By Michael Snyder, Washington's Blog
24 October 15
e just got more evidence that the middle class in America is dying.  According to brand new numbers that were just released by the Social Security Administration, 51 percent of all workers in the United States make less than $30,000 a year.  Let that number sink in for a moment.  You can’t support a middle class family in America today on just $2,500 a month – especially after taxes are taken out. And yet more than half of all workers in this country make less than that each month.  In order to have a thriving middle class, you have got to have an economy that produces lots of middle class jobs, and that simply is not happening in America today.

You can find the report that the Social Security Administration just released right here.  The following are some of the numbers that really stood out for me…

-38 percent of all American workers made less than $20,000 last year.

-51 percent of all American workers made less than $30,000 last year.

-62 percent of all American workers made less than $40,000 last year.

-71 percent of all American workers made less than $50,000 last year.

That first number is truly staggering.  The federal poverty level for a family of five is $28,410, and yet almost 40 percent of all American workers do not even bring in $20,000 a year.

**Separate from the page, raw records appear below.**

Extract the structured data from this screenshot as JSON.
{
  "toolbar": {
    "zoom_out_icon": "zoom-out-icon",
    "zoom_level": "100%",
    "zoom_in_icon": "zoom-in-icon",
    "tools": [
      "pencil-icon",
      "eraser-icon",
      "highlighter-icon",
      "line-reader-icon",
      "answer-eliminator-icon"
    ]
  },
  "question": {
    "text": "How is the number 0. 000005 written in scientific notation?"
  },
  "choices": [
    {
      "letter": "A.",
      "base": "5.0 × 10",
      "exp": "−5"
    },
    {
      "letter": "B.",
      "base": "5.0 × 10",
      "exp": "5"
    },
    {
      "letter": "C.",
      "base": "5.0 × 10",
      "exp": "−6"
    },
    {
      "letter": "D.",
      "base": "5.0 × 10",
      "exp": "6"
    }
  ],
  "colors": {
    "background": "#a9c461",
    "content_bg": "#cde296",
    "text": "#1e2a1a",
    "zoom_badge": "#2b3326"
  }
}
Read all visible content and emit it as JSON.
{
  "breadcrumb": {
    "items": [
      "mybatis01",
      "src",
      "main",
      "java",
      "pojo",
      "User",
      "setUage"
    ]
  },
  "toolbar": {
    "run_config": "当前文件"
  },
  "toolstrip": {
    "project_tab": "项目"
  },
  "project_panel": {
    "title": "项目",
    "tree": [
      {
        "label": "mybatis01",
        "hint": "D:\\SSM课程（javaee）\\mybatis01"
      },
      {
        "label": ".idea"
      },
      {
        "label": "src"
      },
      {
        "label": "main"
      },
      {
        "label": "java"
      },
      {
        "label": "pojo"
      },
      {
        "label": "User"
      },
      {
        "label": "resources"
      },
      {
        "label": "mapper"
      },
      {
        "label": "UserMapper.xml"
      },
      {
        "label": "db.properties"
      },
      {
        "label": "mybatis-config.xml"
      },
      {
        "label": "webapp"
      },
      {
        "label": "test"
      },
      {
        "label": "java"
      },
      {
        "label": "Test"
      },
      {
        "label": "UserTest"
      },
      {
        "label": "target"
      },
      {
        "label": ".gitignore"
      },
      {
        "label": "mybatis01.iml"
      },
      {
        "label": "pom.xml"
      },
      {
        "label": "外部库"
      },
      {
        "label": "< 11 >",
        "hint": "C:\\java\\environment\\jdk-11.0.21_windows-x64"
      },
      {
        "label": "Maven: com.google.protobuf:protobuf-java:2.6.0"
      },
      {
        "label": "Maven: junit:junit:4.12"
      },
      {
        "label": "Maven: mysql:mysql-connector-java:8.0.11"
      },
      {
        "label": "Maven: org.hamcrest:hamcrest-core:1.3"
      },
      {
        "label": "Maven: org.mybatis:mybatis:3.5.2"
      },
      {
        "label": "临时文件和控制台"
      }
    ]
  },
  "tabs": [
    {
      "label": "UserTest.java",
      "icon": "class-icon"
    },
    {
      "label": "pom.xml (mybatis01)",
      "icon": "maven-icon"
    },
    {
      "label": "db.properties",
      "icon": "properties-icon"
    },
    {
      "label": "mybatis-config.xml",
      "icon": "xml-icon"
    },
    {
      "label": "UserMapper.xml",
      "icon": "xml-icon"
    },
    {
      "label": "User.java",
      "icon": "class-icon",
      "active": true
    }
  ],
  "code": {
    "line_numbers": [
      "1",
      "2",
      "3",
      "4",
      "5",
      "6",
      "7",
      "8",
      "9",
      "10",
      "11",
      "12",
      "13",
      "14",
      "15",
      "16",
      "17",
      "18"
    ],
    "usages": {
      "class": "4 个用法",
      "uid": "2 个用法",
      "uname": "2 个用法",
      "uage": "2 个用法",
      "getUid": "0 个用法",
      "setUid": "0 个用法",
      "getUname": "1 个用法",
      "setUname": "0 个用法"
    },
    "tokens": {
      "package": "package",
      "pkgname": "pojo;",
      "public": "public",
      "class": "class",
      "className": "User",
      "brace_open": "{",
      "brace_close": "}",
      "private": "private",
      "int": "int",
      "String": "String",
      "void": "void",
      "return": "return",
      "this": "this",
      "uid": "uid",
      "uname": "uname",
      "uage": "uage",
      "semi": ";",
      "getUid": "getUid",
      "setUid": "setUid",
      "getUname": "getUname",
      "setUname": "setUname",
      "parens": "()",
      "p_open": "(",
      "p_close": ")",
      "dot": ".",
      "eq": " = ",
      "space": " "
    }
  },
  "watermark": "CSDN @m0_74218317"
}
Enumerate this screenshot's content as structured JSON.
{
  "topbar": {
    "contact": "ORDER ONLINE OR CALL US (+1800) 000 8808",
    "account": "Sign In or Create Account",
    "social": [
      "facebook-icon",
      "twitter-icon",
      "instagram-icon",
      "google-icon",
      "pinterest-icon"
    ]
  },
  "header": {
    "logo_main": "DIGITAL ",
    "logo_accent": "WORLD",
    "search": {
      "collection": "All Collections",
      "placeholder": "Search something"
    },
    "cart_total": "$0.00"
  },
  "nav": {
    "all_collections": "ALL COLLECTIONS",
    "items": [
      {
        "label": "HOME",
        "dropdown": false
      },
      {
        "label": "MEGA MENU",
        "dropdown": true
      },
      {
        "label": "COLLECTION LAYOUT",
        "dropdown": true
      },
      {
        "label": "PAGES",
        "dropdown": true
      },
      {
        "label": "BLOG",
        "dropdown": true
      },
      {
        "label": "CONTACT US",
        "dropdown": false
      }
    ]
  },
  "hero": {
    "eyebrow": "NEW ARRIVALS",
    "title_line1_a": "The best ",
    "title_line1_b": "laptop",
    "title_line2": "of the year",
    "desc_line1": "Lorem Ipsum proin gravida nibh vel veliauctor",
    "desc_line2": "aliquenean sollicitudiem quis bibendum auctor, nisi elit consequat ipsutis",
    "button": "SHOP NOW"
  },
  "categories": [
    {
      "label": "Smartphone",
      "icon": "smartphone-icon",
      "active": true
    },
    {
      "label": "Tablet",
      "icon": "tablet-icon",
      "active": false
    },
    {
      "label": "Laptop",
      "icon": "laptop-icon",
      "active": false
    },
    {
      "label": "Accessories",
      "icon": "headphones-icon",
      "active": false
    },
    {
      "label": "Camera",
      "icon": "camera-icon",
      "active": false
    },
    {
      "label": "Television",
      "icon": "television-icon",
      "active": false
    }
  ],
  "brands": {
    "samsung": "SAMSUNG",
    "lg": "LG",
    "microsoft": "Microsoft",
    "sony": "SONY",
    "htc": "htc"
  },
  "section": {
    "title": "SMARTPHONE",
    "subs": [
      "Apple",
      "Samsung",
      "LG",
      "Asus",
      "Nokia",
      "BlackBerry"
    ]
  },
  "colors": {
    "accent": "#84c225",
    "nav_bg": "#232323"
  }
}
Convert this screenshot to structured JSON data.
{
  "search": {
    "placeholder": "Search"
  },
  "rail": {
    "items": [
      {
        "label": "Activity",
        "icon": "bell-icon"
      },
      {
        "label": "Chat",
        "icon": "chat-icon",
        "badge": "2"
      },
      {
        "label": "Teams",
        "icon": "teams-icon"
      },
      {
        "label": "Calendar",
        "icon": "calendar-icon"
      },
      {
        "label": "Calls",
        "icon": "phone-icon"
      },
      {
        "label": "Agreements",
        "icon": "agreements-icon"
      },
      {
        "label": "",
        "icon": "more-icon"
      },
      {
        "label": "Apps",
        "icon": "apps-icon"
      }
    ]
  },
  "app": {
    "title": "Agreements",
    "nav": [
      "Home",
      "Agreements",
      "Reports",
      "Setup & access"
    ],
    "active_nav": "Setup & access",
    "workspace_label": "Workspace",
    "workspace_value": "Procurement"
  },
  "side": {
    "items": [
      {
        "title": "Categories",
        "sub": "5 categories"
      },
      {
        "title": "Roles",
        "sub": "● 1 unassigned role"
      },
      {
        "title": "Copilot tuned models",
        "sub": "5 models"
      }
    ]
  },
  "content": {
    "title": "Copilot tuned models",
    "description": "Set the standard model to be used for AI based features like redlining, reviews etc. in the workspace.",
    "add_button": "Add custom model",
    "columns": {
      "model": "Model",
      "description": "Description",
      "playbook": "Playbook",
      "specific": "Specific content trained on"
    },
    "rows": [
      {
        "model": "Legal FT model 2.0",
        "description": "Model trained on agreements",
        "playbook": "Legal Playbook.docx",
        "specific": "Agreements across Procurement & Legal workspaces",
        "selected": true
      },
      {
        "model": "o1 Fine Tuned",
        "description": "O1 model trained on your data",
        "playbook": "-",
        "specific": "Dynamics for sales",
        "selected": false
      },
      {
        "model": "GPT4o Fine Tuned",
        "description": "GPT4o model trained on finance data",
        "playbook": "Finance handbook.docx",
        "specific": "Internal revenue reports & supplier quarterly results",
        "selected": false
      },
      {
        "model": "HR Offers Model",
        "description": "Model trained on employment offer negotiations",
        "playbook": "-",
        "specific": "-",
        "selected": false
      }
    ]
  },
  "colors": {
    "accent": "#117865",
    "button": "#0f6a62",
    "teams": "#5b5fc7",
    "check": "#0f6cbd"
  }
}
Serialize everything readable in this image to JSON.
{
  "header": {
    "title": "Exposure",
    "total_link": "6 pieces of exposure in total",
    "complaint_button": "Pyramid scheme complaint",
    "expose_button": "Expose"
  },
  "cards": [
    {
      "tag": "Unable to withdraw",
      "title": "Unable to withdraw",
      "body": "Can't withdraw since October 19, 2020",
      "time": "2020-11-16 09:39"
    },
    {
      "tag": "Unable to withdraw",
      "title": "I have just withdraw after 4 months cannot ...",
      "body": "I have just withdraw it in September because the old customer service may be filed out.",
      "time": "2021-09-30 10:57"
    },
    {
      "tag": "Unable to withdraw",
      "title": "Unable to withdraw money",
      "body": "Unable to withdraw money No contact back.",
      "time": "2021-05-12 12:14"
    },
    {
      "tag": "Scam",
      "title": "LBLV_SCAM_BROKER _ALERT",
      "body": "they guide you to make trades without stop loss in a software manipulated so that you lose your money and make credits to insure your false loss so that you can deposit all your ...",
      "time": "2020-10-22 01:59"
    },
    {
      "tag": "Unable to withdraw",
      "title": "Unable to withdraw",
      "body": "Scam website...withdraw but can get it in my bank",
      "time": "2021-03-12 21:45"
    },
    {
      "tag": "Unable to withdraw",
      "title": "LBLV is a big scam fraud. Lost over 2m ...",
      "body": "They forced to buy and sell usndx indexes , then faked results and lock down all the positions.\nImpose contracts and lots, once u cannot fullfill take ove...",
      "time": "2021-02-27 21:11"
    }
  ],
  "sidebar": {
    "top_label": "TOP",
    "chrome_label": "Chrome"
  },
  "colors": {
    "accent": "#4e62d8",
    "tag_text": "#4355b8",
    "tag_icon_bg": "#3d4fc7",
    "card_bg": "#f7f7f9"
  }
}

If you worked a full-time job at $10 an hour all year long with two weeks off, you would make approximately $20,000.  This should tell you something about the quality of the jobs that our economy is producing at this point.

And of course the numbers above are only for those that are actually working.  As I discussed just recently, there are 7.9 million working age Americans that are “officially unemployed” right now and another 94.7 million working age Americans that are considered to be “not in the labor force”.  When you add those two numbers together, you get a grand total of 102.6 million working age Americans that do not have a job right now.

So many people that I know are barely scraping by right now.  Many families have to fight tooth and nail just to make it from month to month, and there are lots of Americans that find themselves sinking deeper and deeper into debt.

If you can believe it, about a quarter of the country actually has a negative net worth right now.

What that means is that if you have no debt and you also have ten dollars in your pocket that gives you a greater net worth than about 25 percent of the entire country.  The following comes from a recent piece by Simon Black

Credit Suisse estimates that 25% of Americans are in this situation of having a negative net-worth.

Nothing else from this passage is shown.